Europe in 4017

What will Europe look like in 2,000 years? International artists offer their thoughts

Victoria & Albert Museum - Exhibition

Europe is in crisis.  Right-wing populism here, the Brexit vote there – how will it continue?  For the “Collecting Europe” festival twelve artists from around the globe have transported themselves to the year 4017.  Initiated by the Goethe-Institut in London and the Victoria & Albert Museum, the exhibition will be made available online after being on display in London.  Here are five of the visions put forward.


Europe and artificial intelligence
In his installation, “The European Classes”, Dutch artist Constant Dullaart is looking for the collective European identity with the aid of so-called neural networks (ConvNets).  These image recognition networks are able to discern certain objects within photographs.  Dullaart has reprogrammed them to focus purely on European pictures.  His work asks how artificial intelligence can influence the image of Europe and perhaps even distort it.         


Nature remains
On the island of Spitzbergen the Global Crop Diversity Trust collects various seed samples at the Svalbard Global Seed Vault.  The tapestry “A World in Waiting” created by artists IC-98 and Kutsaa Saksi depicts what the seed vault will accomplish over the next 2,000 years.  The Finnish duo IC-98 is renowned for its animated films portraying landscapes shaped by technology.  Kutsaa Saksi is a textile artist and designer.  In her piece “A World in Waiting” humanity has already been committed to history but its effects are plain to see.  Plants from around the world sprout up in lush forests and real seeds have been woven into the tapestry's material.

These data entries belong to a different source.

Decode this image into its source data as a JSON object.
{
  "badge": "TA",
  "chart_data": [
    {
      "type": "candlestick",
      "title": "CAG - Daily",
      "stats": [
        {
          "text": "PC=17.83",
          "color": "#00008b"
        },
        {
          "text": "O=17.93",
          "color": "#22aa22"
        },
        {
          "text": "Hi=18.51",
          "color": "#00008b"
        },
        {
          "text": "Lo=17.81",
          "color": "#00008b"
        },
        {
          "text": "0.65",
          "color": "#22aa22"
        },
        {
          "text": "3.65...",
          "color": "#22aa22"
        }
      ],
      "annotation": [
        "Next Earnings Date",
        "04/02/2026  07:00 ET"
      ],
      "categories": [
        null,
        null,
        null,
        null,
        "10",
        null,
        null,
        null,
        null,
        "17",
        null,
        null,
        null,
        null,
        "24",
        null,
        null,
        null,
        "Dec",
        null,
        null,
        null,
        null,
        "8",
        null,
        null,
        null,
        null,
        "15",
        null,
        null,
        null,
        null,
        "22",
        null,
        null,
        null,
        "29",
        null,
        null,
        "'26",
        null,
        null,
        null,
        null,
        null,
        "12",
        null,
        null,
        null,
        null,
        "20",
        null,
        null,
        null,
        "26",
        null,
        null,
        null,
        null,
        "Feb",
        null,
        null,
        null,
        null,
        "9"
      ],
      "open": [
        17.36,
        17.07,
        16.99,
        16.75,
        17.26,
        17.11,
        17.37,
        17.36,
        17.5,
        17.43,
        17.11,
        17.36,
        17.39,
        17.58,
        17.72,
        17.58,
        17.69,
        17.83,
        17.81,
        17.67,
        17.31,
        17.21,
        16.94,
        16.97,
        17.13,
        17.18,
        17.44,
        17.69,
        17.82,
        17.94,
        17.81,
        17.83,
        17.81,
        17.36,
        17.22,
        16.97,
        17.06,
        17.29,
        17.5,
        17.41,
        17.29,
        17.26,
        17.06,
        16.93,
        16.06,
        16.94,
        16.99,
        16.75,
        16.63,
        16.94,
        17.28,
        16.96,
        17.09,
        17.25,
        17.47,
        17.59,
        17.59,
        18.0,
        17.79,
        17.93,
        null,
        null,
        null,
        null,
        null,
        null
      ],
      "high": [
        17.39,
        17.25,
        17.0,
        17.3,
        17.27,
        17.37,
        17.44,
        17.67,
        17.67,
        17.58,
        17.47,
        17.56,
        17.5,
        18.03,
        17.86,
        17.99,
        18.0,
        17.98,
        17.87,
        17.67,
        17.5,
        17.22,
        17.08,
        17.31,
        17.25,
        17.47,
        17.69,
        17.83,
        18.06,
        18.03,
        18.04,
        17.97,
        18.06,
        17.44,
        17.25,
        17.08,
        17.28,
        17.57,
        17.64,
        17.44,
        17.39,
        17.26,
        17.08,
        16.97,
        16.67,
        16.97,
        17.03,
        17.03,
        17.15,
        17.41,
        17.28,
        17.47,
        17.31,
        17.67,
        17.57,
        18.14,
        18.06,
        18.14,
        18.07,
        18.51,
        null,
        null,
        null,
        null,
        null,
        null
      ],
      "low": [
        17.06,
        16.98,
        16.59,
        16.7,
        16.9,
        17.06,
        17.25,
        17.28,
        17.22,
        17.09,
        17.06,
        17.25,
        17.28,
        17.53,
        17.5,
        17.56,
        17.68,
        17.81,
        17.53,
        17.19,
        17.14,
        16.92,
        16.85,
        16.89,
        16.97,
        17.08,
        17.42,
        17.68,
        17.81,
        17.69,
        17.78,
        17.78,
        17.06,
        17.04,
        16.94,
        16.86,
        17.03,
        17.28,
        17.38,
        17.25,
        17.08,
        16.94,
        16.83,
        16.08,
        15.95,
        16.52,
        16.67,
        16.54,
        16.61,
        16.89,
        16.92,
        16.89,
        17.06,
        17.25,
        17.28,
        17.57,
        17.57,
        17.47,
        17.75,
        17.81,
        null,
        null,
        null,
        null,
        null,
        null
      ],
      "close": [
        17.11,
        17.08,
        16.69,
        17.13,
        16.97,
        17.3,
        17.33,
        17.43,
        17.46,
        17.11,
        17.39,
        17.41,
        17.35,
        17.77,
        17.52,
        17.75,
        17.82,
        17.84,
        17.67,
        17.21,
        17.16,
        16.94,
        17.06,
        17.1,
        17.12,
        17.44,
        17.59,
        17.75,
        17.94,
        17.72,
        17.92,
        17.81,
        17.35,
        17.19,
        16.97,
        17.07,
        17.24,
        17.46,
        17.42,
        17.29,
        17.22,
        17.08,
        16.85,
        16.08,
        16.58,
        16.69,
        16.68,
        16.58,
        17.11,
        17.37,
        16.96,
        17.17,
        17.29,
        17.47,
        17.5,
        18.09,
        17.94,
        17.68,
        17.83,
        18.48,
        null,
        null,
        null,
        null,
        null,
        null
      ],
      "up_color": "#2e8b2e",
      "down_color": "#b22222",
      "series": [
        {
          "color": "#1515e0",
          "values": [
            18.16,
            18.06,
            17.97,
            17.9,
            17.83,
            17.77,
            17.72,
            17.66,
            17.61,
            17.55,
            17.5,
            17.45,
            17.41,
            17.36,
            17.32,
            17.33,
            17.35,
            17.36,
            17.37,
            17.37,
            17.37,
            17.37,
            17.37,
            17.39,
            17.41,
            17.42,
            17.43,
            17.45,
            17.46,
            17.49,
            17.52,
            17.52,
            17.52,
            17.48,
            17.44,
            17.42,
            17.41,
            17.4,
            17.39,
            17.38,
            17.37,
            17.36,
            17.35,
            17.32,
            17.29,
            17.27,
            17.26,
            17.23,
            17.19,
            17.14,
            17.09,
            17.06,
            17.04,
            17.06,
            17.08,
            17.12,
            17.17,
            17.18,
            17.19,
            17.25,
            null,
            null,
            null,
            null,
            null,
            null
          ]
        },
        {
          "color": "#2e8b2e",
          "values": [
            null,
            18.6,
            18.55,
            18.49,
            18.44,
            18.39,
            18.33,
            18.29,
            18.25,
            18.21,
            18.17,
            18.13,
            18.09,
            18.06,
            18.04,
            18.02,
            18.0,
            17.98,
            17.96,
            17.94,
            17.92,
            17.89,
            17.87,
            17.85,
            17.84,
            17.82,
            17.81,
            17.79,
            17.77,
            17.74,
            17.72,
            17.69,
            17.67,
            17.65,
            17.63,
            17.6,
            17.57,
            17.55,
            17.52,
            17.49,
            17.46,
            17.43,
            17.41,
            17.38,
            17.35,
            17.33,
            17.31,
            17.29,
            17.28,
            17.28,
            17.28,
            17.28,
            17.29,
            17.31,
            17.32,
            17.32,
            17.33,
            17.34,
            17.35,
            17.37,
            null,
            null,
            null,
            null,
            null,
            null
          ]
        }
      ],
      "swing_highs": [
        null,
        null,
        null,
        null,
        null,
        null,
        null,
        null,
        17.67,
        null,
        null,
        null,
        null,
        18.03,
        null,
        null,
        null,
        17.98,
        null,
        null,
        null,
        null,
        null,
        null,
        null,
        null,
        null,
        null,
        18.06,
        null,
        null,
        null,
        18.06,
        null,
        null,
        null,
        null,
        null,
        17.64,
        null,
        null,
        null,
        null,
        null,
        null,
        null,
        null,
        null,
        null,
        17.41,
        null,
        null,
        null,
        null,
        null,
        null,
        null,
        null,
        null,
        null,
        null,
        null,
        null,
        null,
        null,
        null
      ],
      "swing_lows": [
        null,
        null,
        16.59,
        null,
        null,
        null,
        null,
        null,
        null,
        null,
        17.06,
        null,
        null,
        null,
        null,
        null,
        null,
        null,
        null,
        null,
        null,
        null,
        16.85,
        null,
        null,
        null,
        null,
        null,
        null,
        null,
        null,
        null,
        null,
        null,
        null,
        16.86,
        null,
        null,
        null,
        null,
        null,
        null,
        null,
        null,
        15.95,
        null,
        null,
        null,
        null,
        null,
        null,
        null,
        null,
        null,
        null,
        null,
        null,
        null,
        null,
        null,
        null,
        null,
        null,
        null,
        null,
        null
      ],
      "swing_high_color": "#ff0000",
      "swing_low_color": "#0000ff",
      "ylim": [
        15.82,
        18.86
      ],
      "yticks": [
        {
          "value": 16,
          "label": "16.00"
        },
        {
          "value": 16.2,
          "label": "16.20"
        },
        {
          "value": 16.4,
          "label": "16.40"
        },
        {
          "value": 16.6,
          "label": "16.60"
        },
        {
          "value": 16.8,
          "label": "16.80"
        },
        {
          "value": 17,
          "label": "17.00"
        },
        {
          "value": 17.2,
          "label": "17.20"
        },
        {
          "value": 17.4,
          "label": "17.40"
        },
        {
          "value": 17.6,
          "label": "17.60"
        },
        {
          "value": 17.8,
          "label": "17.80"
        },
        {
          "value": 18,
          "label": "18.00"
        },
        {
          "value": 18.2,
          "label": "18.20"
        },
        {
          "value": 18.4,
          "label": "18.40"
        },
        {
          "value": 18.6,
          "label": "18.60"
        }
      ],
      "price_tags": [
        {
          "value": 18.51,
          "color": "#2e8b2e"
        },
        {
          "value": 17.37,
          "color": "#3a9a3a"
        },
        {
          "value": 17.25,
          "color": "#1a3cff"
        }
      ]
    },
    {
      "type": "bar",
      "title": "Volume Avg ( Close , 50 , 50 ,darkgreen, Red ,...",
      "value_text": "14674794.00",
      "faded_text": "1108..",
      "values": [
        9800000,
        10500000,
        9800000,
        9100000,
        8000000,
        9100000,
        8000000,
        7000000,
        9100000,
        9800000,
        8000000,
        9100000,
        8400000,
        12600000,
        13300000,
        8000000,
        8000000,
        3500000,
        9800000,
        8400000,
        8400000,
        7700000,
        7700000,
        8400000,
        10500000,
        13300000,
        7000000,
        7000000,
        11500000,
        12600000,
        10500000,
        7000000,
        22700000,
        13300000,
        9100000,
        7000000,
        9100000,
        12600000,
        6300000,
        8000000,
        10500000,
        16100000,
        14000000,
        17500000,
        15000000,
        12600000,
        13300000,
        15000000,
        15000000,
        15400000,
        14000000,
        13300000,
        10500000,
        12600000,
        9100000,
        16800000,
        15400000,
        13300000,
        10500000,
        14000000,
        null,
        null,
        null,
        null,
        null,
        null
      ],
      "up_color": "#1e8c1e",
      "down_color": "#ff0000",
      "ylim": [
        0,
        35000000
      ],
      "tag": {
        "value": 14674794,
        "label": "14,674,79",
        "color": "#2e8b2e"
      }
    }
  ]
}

The disappearance of a world we assumed to be safe
“Let me See It” by Italian film maker Rosa Barba tells the story of a man who is losing his sight.  A friend helps him to make a mental note of all the objects in his house.  The images depicted in the film are a metaphor for the disappearance of a world we assumed to be safe as Europe had been for several decades.  The multimedia artist Rosa Barba, who lives in Berlin, has created a work comprising of films, installations and sculptures.  She dispenses with the traditional methods of storytelling used in most films and in doing so creates truly atmospheric works of art.  The language and concept of time are key elements in her work.


Made from sugar
Sugar, that sweetest of vices, has historically been considered a symbol of power and wealth.  The artists from the British collective AVM Curiosities were inspired by this luxury commodity as well as European architectural heritage to create the sculpture “Alabaster Ruins”.  They combined sheets of sugar, produced according to recipes from the 17th century, with contemporary 3D printing.  In this way they were able to bring together fragments from English Tudor, French Gothic, German Baroque and Classical Greek structures.  The sugar forms were produced using items from the Victoria & Albert Museum's collection as templates – ephemerality and the desire to preserve are both reflected in the work.                


The installation “Mysteries of Lost Civilisations” sounds like something out of an Indiana Jones film: in the year 4017 archaeologists discover a huge metal plate whose function and origin is unclear.  The plate is covered with relief printings, seemingly deformed but are actually motifs from everyday life.  To create this piece Taiwanese artist Tu Wei-Cheng combined moulding, casting and corrosion methods.  With the aid of these supposed relics he asks us to consider the possible events over the next 2,000 years, which would lead to the discovery of such a cultural relic.  War?  Natural disasters? Or simply time?